The Arab world between revolution, radical Islam and repression

4th December 2013. 
G Musso, University of Genoa. 

The last of four seminars on The Arab Spring has been given by Giorgio Musso, a political scientist at the University of Genova on 4th of December 2013, at 9.00 pm. 

Giorgio Musso tackled the important dynamics of changes in the countries of the Middle East and North of Africa which experienced the popular uprisings now known as the ‘Arab Spring’.  Specifically, he focused on the evolution of the initial events nearly three years after the first uprisings.  Giorgio Musso’s analysis demonstrated that each country is undergoing a distinct course of events but that, this notwithstanding, several common themes can be identified and can define the unique, albeit diverse, historical process of the Arab Spring.  

The defining slogan of the early Arab uprisings “Freedom, bread, social justice” did not include the term ‘democracy’.  Liberal democracy, as understood in Western countries, doesn’t correspond to the Arabic idea of it ( “everybody accepts democracy, no one accepts our democracy”). The western world appears to perceive the elections in countries such as Egypt that have undergone major social and political turmoil for the best part of the last three year, as a way to reduce a widespread anti-American feeling present. Elections have been wrongly seen as the goal, the purpose while they should be thought as a mean. The origin of debates, contestations and competitions led to wider conflicts, both political and social, ending in civil wars, as in Syria and Libya. Moreover the main and opposed political players that “act” both at a national and regional level, seem unable to achieve supremacy one over the other and the current result of this process is one of unending conflict and political stalemate.
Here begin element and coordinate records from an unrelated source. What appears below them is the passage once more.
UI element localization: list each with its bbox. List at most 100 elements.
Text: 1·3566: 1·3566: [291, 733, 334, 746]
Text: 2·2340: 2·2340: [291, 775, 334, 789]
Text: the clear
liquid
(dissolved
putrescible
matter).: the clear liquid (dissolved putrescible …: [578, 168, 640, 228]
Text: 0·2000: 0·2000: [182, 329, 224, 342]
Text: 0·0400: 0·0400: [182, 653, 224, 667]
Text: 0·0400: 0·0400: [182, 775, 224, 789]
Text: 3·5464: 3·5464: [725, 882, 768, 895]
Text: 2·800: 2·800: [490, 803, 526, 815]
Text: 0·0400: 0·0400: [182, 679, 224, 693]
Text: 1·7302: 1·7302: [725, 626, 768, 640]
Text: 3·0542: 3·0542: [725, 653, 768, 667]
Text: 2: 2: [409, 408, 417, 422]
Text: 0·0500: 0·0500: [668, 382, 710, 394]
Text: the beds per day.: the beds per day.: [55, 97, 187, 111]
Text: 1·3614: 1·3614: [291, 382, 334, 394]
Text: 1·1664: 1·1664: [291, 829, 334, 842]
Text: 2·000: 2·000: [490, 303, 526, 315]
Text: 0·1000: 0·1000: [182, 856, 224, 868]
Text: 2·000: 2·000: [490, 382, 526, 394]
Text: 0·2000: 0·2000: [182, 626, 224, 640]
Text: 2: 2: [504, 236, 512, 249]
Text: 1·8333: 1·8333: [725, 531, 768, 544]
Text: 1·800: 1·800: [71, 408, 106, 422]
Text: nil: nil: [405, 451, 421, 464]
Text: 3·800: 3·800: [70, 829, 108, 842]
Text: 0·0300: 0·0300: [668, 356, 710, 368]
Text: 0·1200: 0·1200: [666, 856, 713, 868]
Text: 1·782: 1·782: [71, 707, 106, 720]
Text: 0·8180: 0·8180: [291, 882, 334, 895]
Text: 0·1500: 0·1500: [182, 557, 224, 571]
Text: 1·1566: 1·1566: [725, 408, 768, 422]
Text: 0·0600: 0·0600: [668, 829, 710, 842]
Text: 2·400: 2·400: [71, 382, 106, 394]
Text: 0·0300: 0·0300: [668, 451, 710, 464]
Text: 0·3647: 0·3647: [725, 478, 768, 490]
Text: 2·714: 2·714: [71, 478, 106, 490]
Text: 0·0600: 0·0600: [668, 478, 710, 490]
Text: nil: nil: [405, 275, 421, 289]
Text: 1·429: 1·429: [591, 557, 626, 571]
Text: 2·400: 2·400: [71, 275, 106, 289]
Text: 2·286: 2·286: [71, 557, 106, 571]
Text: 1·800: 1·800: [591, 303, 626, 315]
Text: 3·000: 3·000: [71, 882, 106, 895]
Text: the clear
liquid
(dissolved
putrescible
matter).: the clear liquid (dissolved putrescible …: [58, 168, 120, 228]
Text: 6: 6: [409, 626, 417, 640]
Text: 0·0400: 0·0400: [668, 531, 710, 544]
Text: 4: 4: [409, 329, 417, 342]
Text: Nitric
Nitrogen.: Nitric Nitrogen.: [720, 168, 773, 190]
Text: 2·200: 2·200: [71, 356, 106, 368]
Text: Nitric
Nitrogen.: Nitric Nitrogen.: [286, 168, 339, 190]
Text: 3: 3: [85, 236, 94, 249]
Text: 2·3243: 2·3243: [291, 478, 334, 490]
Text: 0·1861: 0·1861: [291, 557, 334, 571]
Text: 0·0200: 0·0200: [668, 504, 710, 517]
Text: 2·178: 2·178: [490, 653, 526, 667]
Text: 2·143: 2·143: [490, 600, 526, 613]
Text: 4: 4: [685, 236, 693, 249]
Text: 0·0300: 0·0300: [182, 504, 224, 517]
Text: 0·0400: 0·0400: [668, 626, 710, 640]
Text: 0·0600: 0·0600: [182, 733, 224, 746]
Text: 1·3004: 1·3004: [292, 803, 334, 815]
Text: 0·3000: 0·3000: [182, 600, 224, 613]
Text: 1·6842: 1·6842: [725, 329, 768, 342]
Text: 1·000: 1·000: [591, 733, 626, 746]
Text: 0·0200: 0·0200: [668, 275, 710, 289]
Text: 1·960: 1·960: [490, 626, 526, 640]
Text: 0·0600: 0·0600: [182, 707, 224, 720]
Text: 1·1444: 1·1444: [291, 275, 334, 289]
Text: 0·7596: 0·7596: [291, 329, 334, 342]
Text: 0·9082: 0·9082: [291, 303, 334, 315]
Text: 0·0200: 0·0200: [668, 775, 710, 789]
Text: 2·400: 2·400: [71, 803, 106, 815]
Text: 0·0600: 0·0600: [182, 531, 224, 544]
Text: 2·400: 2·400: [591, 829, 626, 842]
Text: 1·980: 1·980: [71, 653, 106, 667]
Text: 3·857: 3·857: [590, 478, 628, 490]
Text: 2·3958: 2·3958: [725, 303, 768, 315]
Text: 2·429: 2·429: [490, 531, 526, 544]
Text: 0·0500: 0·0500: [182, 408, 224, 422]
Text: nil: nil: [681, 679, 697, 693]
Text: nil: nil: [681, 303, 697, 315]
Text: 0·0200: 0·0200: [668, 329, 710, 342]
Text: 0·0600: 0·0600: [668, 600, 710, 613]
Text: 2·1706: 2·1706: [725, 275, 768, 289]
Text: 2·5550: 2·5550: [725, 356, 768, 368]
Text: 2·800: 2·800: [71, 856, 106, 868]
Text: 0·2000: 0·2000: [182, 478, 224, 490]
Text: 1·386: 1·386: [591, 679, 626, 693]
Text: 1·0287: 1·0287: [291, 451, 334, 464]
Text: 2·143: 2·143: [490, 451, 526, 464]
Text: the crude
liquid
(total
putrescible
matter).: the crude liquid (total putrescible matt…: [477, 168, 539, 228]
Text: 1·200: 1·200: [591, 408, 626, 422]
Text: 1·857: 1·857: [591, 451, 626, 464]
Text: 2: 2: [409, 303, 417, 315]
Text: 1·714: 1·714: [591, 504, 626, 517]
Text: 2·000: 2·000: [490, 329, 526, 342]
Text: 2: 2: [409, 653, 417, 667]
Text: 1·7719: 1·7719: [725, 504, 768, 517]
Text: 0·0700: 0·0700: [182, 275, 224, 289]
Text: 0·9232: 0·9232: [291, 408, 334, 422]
According to Giorgio Musso in the case of Egypt, three major forces are engaged in the current social and political dynamics s: the “Ancient Regime”, the revolutionary forces and Islamic organisations such as the Muslim Brotherhood which gradually emerged as the actual “winner” before the military intervention of the summer 2013.  It is easy to conclude that the Arab Spring, in Egypt and elsewhere, failed to deliver the ‘freedom, bread and social justice’ that the early uprisings demanded. However, closer analysis clearly reveals that the societies in question have undergone a profound change in the attitude and awareness of ordinary people toward the inefficiencies, inequities and corruption of government and public administration. That’s why, G Musso concludes, we should look at the events of the Arab Spring with a long-term perspective, and we should not measure success or failure on a day to day basis.